Scientific name: Lampropeltis calligaster rhombomaculata (HOLBROOK 1840)
* Currently accepted name
* scientific names used through time
- Coluber calligaster – HARLAN 1827
- Coluber rhombo-maculatus – HOLBROOK 1840
- Coronella rhombomaculata – HOLBROOK 1842
- Ophibolus rhombomaculatus – BAIRD & GIRARD 1853
- Ablabes triangulum var. calligaster – HALLOWELL 1856
- Lampropeltis calligaster – COPE 1860
- Lampropeltis rhombomaculata – COPE 1860
- Lampropeltis calligaster rhombomaculata – CONANT 1958
Average adult size is 30-40 inches (76.2-101.6 cm), record is 47 inches (119.3 cm). Adults are tannish to orange, with 50 or fewer black-bordered reddish-brown body blotches. There are smaller reddish-brown blotches on the sides between the larger mid-dorsal blotches. Some old individuals may be almost solid brown. The belly is checkered or clouded brown. The neck is indistinct. There is a light colored Y-shaped pattern on the back of the head and neck. There is sometimes a dark line through the eye. The scales are smooth, and there are 21-23 dorsal scale rows at midbody. The pupil is round. Juvenile coloration is similar to that of adults, but may be slightly darker.
A. Top of the head
B. Smooth scales
C. Front (face view) of the head
D. Elongated scales below the tail (subcaudal scales) are typically divided
E. Side of the head
Range: In Florida, the Mole Kingsnake is found in the panhandle. There have been isolated reports from the northern peninsula near the St. Johns River, and a previously reported specimen from Leesburg, Lake County, is now confirmed to be a Red Corsnake. Outside of Florida, it is found from eastern Louisiana to Maryland.

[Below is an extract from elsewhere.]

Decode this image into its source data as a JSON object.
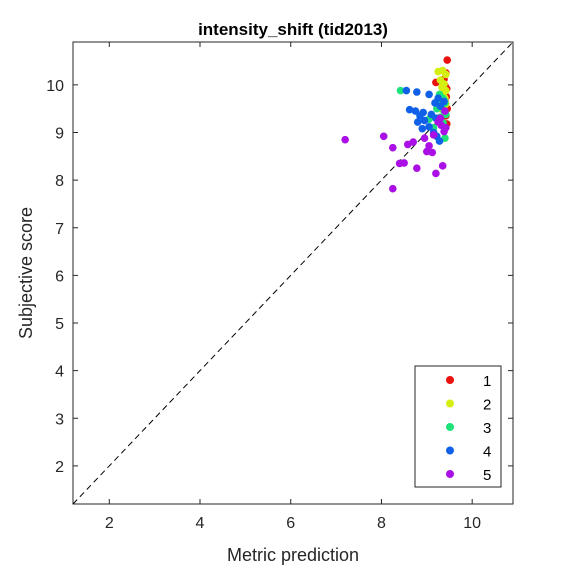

Habitat: Rare, it has been found near pinelands, hardwood hammocks, sandhills, prairies, and agricultural fields.
Comments: HARMLESS (Non-Venomous). The Mole Kingsnake is a terrestrial burrower, active mainly at night. It has been found under boards and logs, around plowed fields, and crossing roads at night. Because of its fossorial behavior, less than 40 specimens have been found in Florida within the last 40 years.
It feeds on lizards, rodents, and other snakes. It lays eggs. No natural nests have been recorded. Records from captive specimens indicate that breeding occurs in the spring, with newborns around 5-7 inches (12.7-17.7 cm) hatching in late summer.
Comparison with other species: The Eastern Corn Snake (Pantherophis guttatus) has a distinct neck, light spear-shaped pattern on the back of the head and neck, and black and white checkerboard patterned belly.